If you want to do some serious gambling, skip Vegas and Atlantic City and come to Shanghai. Nothing beats the rush of buying a pirated DVD and popping it into the player, eagerly wondering if it will work at all. Pirated DVDs are everywhere, not just sold off the back of some entrepreneur’s bicycle, but in established stores with proper entrances and posted hours!

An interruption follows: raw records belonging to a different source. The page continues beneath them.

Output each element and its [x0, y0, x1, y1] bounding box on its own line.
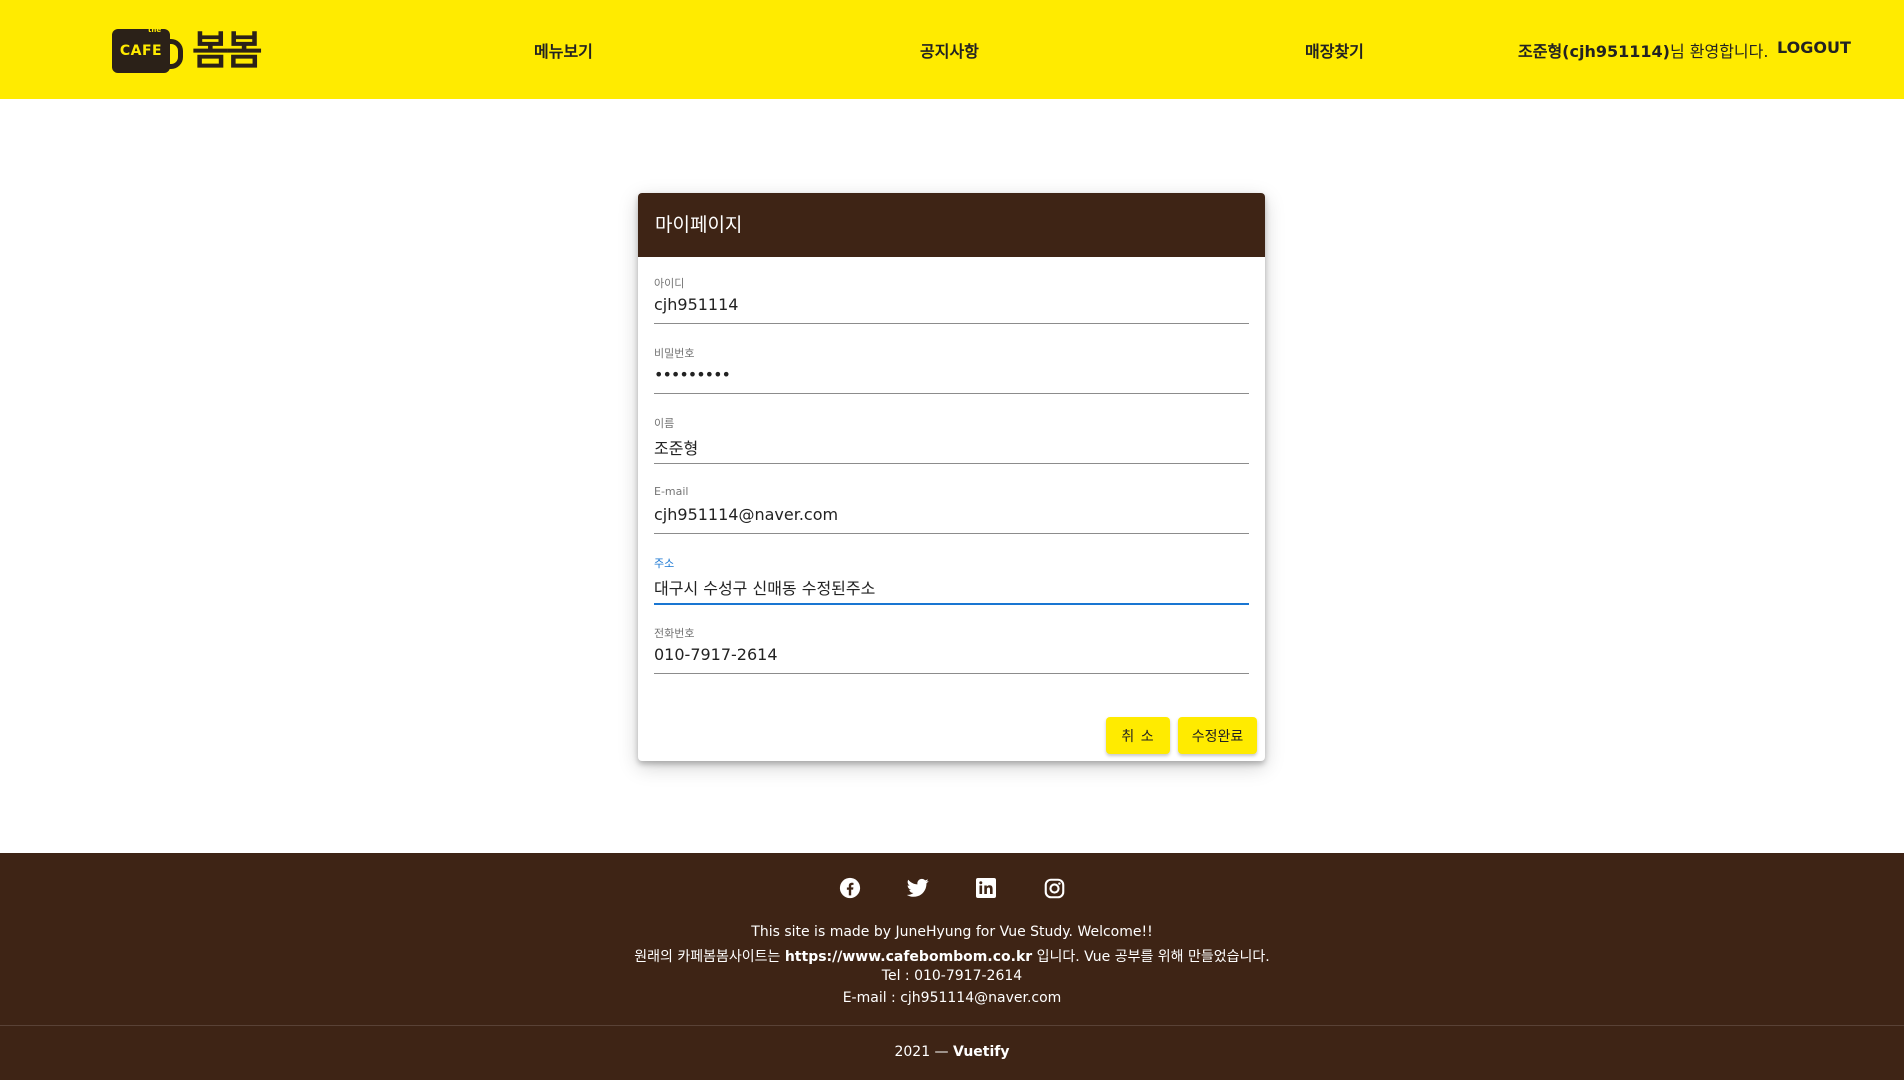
email-field[interactable]: E-mail cjh951114@naver.com: [654, 485, 1249, 543]
footer-original-prefix: 원래의 카페봄봄사이트는: [634, 949, 785, 965]
field-value[interactable]: cjh951114@naver.com: [654, 505, 838, 524]
phone-field[interactable]: 전화번호 010-7917-2614: [654, 625, 1249, 683]
social-links: [0, 876, 1904, 900]
field-label: 전화번호: [654, 627, 695, 640]
field-label: 아이디: [654, 277, 685, 290]
logout-button[interactable]: LOGOUT: [1777, 38, 1851, 57]
logo-cup-text: CAFE: [119, 43, 163, 59]
field-underline: [654, 323, 1249, 324]
address-field[interactable]: 주소 대구시 수성구 신매동 수정된주소: [654, 555, 1249, 613]
field-value[interactable]: 대구시 수성구 신매동 수정된주소: [654, 575, 875, 599]
footer-divider: [0, 1025, 1904, 1026]
original-site-link[interactable]: https://www.cafebombom.co.kr: [785, 949, 1032, 965]
field-label: 이름: [654, 417, 675, 430]
card-title: 마이페이지: [638, 193, 1265, 257]
footer-original-suffix: 입니다. Vue 공부를 위해 만들었습니다.: [1032, 949, 1270, 965]
field-value[interactable]: cjh951114: [654, 295, 738, 314]
field-underline: [654, 393, 1249, 394]
footer-credit: This site is made by JuneHyung for Vue S…: [751, 924, 1153, 940]
twitter-icon[interactable]: [906, 876, 930, 900]
field-label: 주소: [654, 557, 675, 570]
field-value[interactable]: 조준형: [654, 435, 698, 459]
field-label: E-mail: [654, 485, 689, 498]
nav-menu[interactable]: 메뉴보기: [534, 38, 593, 62]
field-underline: [654, 603, 1249, 605]
top-app-bar: CAFE the 봄봄 메뉴보기 공지사항 매장찾기 조준형(cjh951114…: [0, 0, 1904, 99]
footer-original-site: 원래의 카페봄봄사이트는 https://www.cafebombom.co.k…: [0, 946, 1904, 966]
field-underline: [654, 673, 1249, 674]
field-value[interactable]: 010-7917-2614: [654, 645, 778, 664]
linkedin-icon[interactable]: [974, 876, 998, 900]
coffee-cup-icon: CAFE the: [112, 26, 183, 73]
name-field[interactable]: 이름 조준형: [654, 415, 1249, 473]
submit-edit-button[interactable]: 수정완료: [1178, 717, 1257, 754]
welcome-message: 조준형(cjh951114)님 환영합니다.: [1518, 38, 1768, 62]
logo-small-text: the: [148, 26, 162, 34]
welcome-user: 조준형(cjh951114): [1518, 42, 1670, 61]
field-underline: [654, 533, 1249, 534]
user-id-field[interactable]: 아이디 cjh951114: [654, 275, 1249, 333]
nav-store-finder[interactable]: 매장찾기: [1305, 38, 1364, 62]
footer: This site is made by JuneHyung for Vue S…: [0, 853, 1904, 1080]
mypage-card: 마이페이지 아이디 cjh951114 비밀번호 ••••••••• 이름 조준…: [638, 193, 1265, 761]
facebook-icon[interactable]: [838, 876, 862, 900]
cafe-bombom-logo[interactable]: CAFE the 봄봄: [112, 26, 263, 76]
field-label: 비밀번호: [654, 347, 695, 360]
password-field[interactable]: 비밀번호 •••••••••: [654, 345, 1249, 403]
logo-brand-text: 봄봄: [192, 28, 263, 74]
footer-email: E-mail : cjh951114@naver.com: [842, 990, 1062, 1006]
copyright-year: 2021 —: [894, 1044, 953, 1060]
cancel-button[interactable]: 취 소: [1106, 717, 1170, 754]
welcome-suffix: 님 환영합니다.: [1669, 42, 1769, 61]
nav-notice[interactable]: 공지사항: [920, 38, 979, 62]
instagram-icon[interactable]: [1042, 876, 1066, 900]
footer-copyright: 2021 — Vuetify: [0, 1044, 1904, 1060]
copyright-brand: Vuetify: [953, 1044, 1010, 1060]
field-underline: [654, 463, 1249, 464]
footer-tel: Tel : 010-7917-2614: [881, 968, 1023, 984]
field-value[interactable]: •••••••••: [654, 365, 731, 384]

One such store, located inside the walls of the ancient Jing’an Temple with an entrance next to a famed Shanghai Friendship Store, supplies me with all my DVDs. They cost 8RMB for ‘low quality’ and 15RMB for ‘high quality’, but the quality rating doesn’t mean much. Most of the DVD’s I’ve bought have worked perfectly with the odd exceptions – On my copy of The Assassination of Jesse James not only was it impossible to turn the subtitles off, but the subtitles were for some other movie (and a rather crude and violent sounding one at that).
The funniest part is, there are pirated DVD brands. On the box there will sometimes be a sticker or a mark of some kind, denoting who produced this illegal copy. The quality of the DVDs with ‘the smiley face’ and’ the McDonalds logo’ have been so overwhelmingly superior, I struggle to imagine why I won’t buy them exclusively in the future.
In China piracy is so rampant, that the DVD’s and Theatre editions are released at the same time. There is no sense in waiting a few months to release legal DVD’s, because by that time everyone will already own illegal copies. These DVD stores exist, and not in secret, selling pirated wares while the police to nothing. Amazing as it seems, it works for me. On my way home from work tonight I’m going to roll the dice and pick up a copy of the rest of the Oscar winning films –as long as they have a happy faced logo on them.